The care half of these contrasting public health strategies—termed ‘sanitary care’—involves ‘nurse’ ants administering a formic acid antimicrobial poison to their patients whilst grooming them. This is not too dissimilar to the human experience, with specialised health care professionals administering medicine to sick patients. The kill half, on the other hand, follows the same principle but takes two critical further steps in a processed called ‘destructive disinfection.

Indeed, there is a so-called ‘care-kill dichotomy’ when physiological defences are employed, with the relative colony-level threat determining whether the ant is treated or sacrificed for the safety of the queen.

Dr Christopher Pull, now a Lecturer in the Department of Zoology at the University of Oxford, and colleagues exposed Lasius neglectus pupae to either a low, medium, or high dose of M. brunneum, or a control solution. Using chemical signals (‘chemical sickness cues’) which indicated that a pupa is infected but not currently contagious, the ants processed through a well-choreographed routine.

Step one was removing the pupa from its protective cocoon (termed ‘unpacking’). Importantly, the pupae were unpacked earlier if they were exposed to more spores. Although most pupae survive the unpacking process, none are destined to recover. Next, the ants cut into the outer layer of the pupa (the ‘cuticle’) and sprayed it with the disinfecting poison. This spraying application is rare during usual sanitary care but predominates when killing is deemed necessary. Finally, the ants bite the pupa and tear off its limbs, allowing the poison further access to the pathogen in the now-corpse.

The researchers found that this destructive disinfection process significantly reduced sporulation in the pupae, hence preventing the fungus from progressing through its ant-dependent life cycle. It is a brutal and extreme means to stop a potential disease outbreak. This destructive sacrifice is unmatched in humans, with disinfectant sprays and hand sanitisers being the typical use of antimicrobials. This departure highlights the grip social network structure holds over disease prevention, and how strategies must be tailored to the network of the group.

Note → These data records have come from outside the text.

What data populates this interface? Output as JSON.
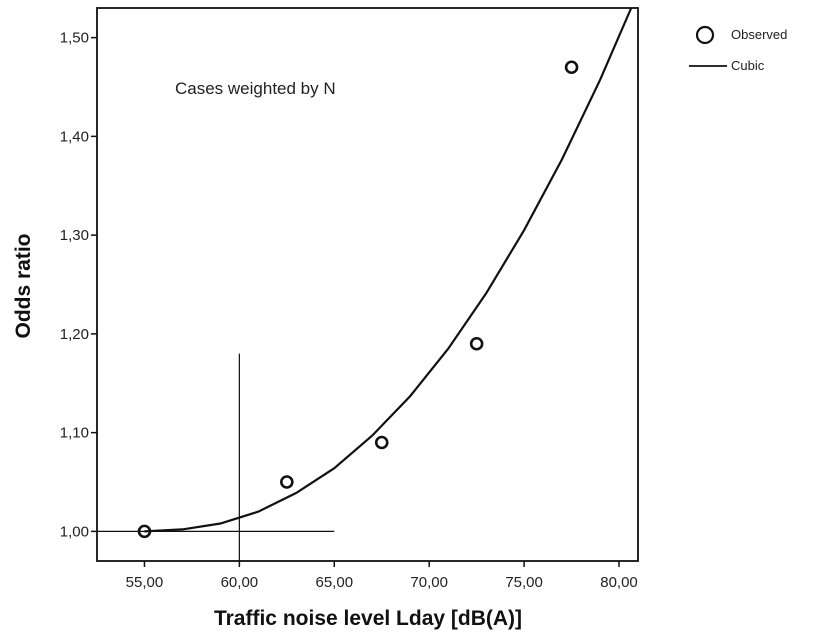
{
  "chart_data": {
    "type": "scatter",
    "title": "",
    "xlabel": "Traffic noise level Lday [dB(A)]",
    "ylabel": "Odds ratio",
    "annotation": "Cases weighted by N",
    "xlim": [
      52.5,
      81.0
    ],
    "ylim": [
      0.97,
      1.53
    ],
    "x_ticks": [
      55,
      60,
      65,
      70,
      75,
      80
    ],
    "x_tick_labels": [
      "55,00",
      "60,00",
      "65,00",
      "70,00",
      "75,00",
      "80,00"
    ],
    "y_ticks": [
      1.0,
      1.1,
      1.2,
      1.3,
      1.4,
      1.5
    ],
    "y_tick_labels": [
      "1,00",
      "1,10",
      "1,20",
      "1,30",
      "1,40",
      "1,50"
    ],
    "grid": false,
    "legend_position": "top-right (outside plot)",
    "series": [
      {
        "name": "Observed",
        "kind": "points",
        "marker": "open-circle",
        "x": [
          55.0,
          62.5,
          67.5,
          72.5,
          77.5
        ],
        "y": [
          1.0,
          1.05,
          1.09,
          1.19,
          1.47
        ]
      },
      {
        "name": "Cubic",
        "kind": "line",
        "x": [
          55,
          57,
          59,
          61,
          63,
          65,
          67,
          69,
          71,
          73,
          75,
          77,
          79,
          81
        ],
        "y": [
          1.0,
          1.002,
          1.008,
          1.02,
          1.039,
          1.064,
          1.097,
          1.137,
          1.185,
          1.241,
          1.305,
          1.377,
          1.457,
          1.546
        ]
      }
    ],
    "reference_lines": [
      {
        "orientation": "vertical",
        "x": 60.0,
        "y_from": 0.97,
        "y_to": 1.18
      },
      {
        "orientation": "horizontal",
        "y": 1.0,
        "x_from": 52.5,
        "x_to": 65.0
      }
    ]
  },
  "colors": {
    "ink": "#111111",
    "background": "#ffffff"
  }
}
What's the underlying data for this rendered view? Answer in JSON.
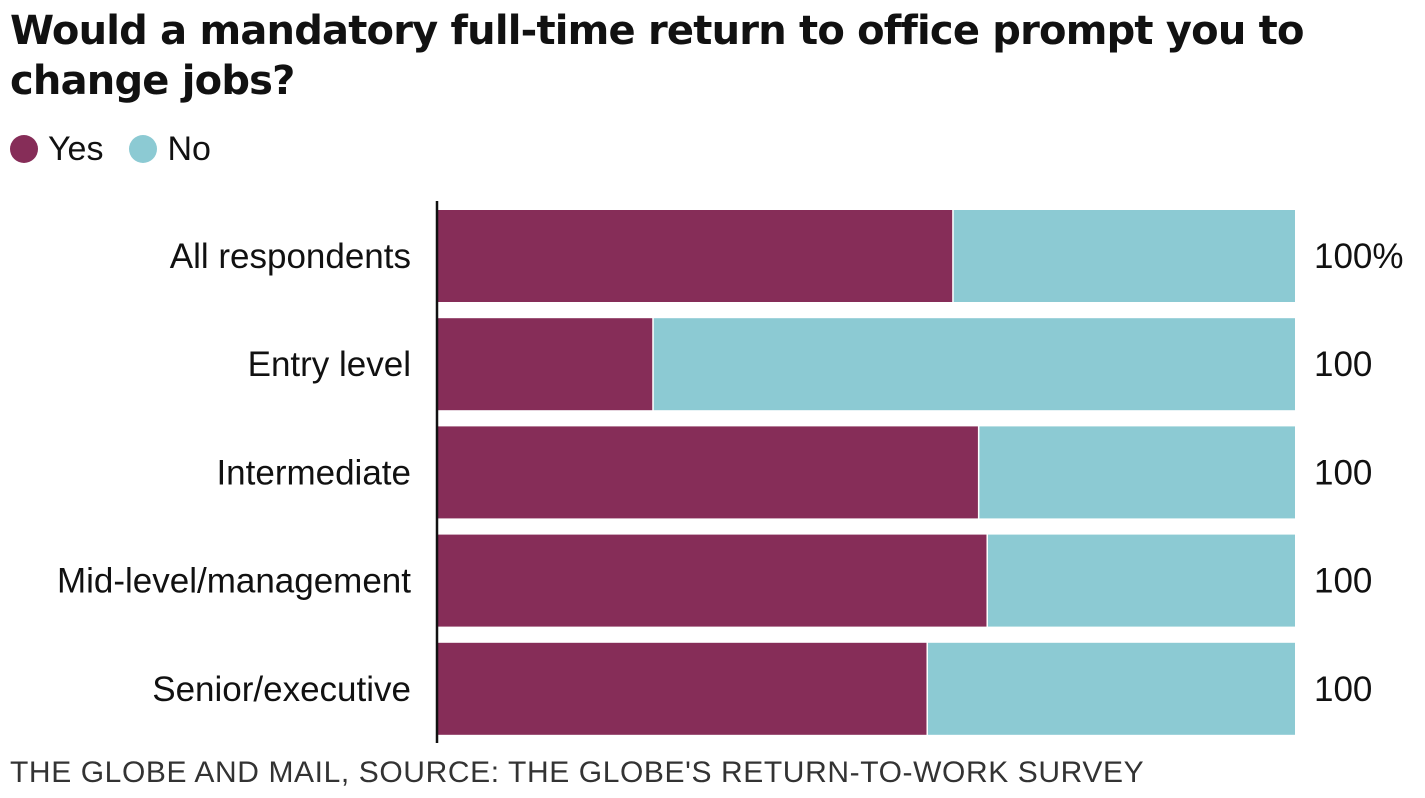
{
  "chart_data": {
    "type": "bar",
    "orientation": "horizontal",
    "stacked": true,
    "title": "Would a mandatory full-time return to office prompt you to change jobs?",
    "categories": [
      "All respondents",
      "Entry level",
      "Intermediate",
      "Mid-level/management",
      "Senior/executive"
    ],
    "series": [
      {
        "name": "Yes",
        "color": "#862d58",
        "values": [
          60,
          25,
          63,
          64,
          57
        ]
      },
      {
        "name": "No",
        "color": "#8ccad3",
        "values": [
          40,
          75,
          37,
          36,
          43
        ]
      }
    ],
    "totals": [
      "100%",
      "100",
      "100",
      "100",
      "100"
    ],
    "xlim": [
      0,
      100
    ],
    "legend_position": "top-left",
    "grid": false,
    "source": "THE GLOBE AND MAIL, SOURCE: THE GLOBE'S RETURN-TO-WORK SURVEY"
  }
}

Ants epitomise how successful collective action against external threats can be. By proactively responding to chemical sickness cues, their behavioural and physiological techniques ensure diseases do not reach epidemic status. The response complements the degree of threat to an extent unimaginable in humans. Yet, this social immunity has made disease outbreaks notably rare in ant colonies—in other words, they are currently ahead in the evolutionary arms race.

Despite the multitude of differences clearly separating ants and humans, capitalising on plastic social network structures is also beneficial in humanity’s own fights against disease. With the third year of the COVID-19 pandemic now upon us, it is important we learn how to use this plasticity to prevent future pathogens reaching pandemic status at all.

References

Pull, C. D., Ugelvig, L. V., Wiesenhofer, F., Grasse, A. V., Tragust, S., Schmitt, T., … & Cremer, S. (2018). Destructive disinfection of infected brood prevents systemic disease spread in ant colonies. eLife, 7, e32073.